Kementerian Komunikasi dan Digital (Komdigi) telah resmi mengumumkan lelang frekuensi 700 MHz dan 2,6 GHz. Langkah ini dimaksudkan untuk memperkuat kualitas dan kecepatan internet di Indonesia, memfasilitasi penyebaran layanan 4G yang lebih merata serta mendorong adopsi 5G.

Di tengah pengumuman tersebut, Indosat Ooredoo Hutchison menyatakan masih dalam proses internal. “Hingga saat ini, kami masih dalam tahap pembahasan internal dan belum terdapat detail informasi yang dapat kami bagikan kepada media. Kami akan menginformasikan perkembangan lebih lanjut seiring dengan progres yang berjalan,” ujar perwakilan Indosat.

Berbeda dengan Indosat, Telkomsel menyambut baik rencana Komdigi. Operator ini menilai kedua spektrum tersebut sebagai elemen penting dalam memperkuat ekosistem telekomunikasi nasional dan memperluas akses broadband yang cepat, stabil, dan berkelanjutan bagi masyarakat.

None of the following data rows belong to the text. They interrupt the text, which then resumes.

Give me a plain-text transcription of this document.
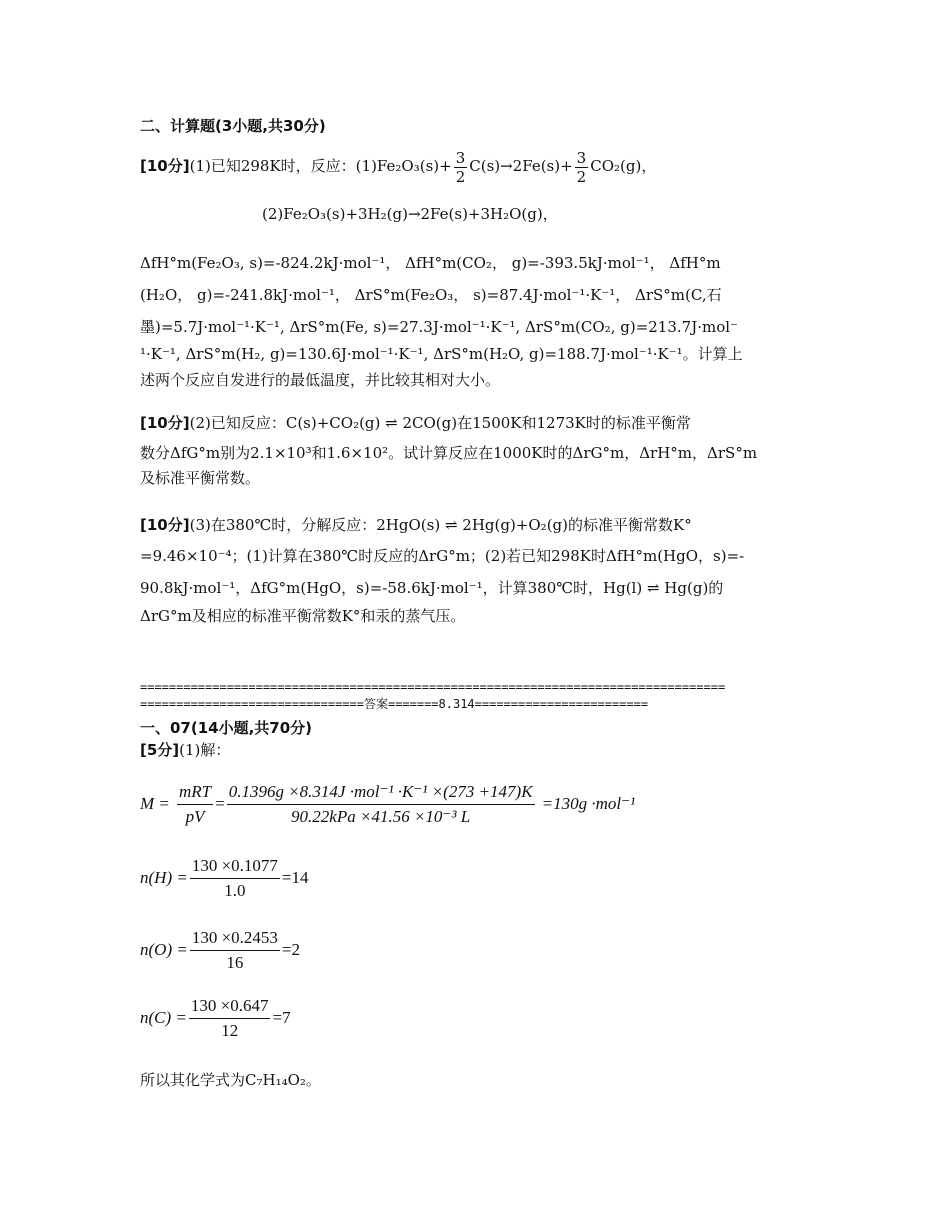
二、计算题(3小题,共30分)
[10分](1)已知298K时，反应：$(1)Fe_2O_3(s)+ \frac{3}{2} C(s)\to 2Fe(s)+ \frac{3}{2} CO_2(g)$，
(2)Fe₂O₃(s)+3H₂(g)→2Fe(s)+3H₂O(g)，
ΔfH°m(Fe₂O₃, s)=-824.2kJ·mol⁻¹， ΔfH°m(CO₂， g)=-393.5kJ·mol⁻¹， ΔfH°m
(H₂O， g)=-241.8kJ·mol⁻¹， ΔrS°m(Fe₂O₃， s)=87.4J·mol⁻¹·K⁻¹， ΔrS°m(C,石
墨)=5.7J·mol⁻¹·K⁻¹, ΔrS°m(Fe, s)=27.3J·mol⁻¹·K⁻¹, ΔrS°m(CO₂, g)=213.7J·mol⁻
¹·K⁻¹, ΔrS°m(H₂, g)=130.6J·mol⁻¹·K⁻¹, ΔrS°m(H₂O, g)=188.7J·mol⁻¹·K⁻¹。计算上
述两个反应自发进行的最低温度，并比较其相对大小。
[10分](2)已知反应：C(s)+CO₂(g) ⇌ 2CO(g)在1500K和1273K时的标准平衡常
数分ΔfG°m别为2.1×10³和1.6×10²。试计算反应在1000K时的ΔrG°m，ΔrH°m，ΔrS°m
及标准平衡常数。
[10分](3)在380℃时，分解反应：2HgO(s) ⇌ 2Hg(g)+O₂(g)的标准平衡常数K°
=9.46×10⁻⁴；(1)计算在380℃时反应的ΔrG°m；(2)若已知298K时ΔfH°m(HgO，s)=-
90.8kJ·mol⁻¹，ΔfG°m(HgO，s)=-58.6kJ·mol⁻¹，计算380℃时，Hg(l) ⇌ Hg(g)的
ΔrG°m及相应的标准平衡常数K°和汞的蒸气压。
=================================================================================
===============================答案=======8.314========================
一、07(14小题,共70分)
[5分](1)解：
$M = \frac{\text{mRT}}{pV} = \frac{\text{0.1396g ×8.314J ·mol⁻¹ ·K⁻¹ ×(273 +147)K}}{\text{90.22kPa ×41.56 ×10⁻³ L}} =130g \cdot mol^{-1}$
$n(H) = \frac{130 \times 0.1077}{1.0} =14$
$n(O) = \frac{130 \times 0.2453}{16} =2$
$n(C) = \frac{130 \times 0.647}{12} =7$
所以其化学式为C₇H₁₄O₂。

“Sebagai operator digital terdepan, Telkomsel berkomitmen mendukung percepatan transformasi digital nasional. Kami terus melakukan persiapan teknologi dan pengembangan infrastruktur agar spektrum baru ini dapat dimanfaatkan secara optimal untuk menghadirkan layanan yang relevan dan berdampak,” tutur VP Corporate Communications & Social Responsibility Telkomsel, Abdullah Fahmi.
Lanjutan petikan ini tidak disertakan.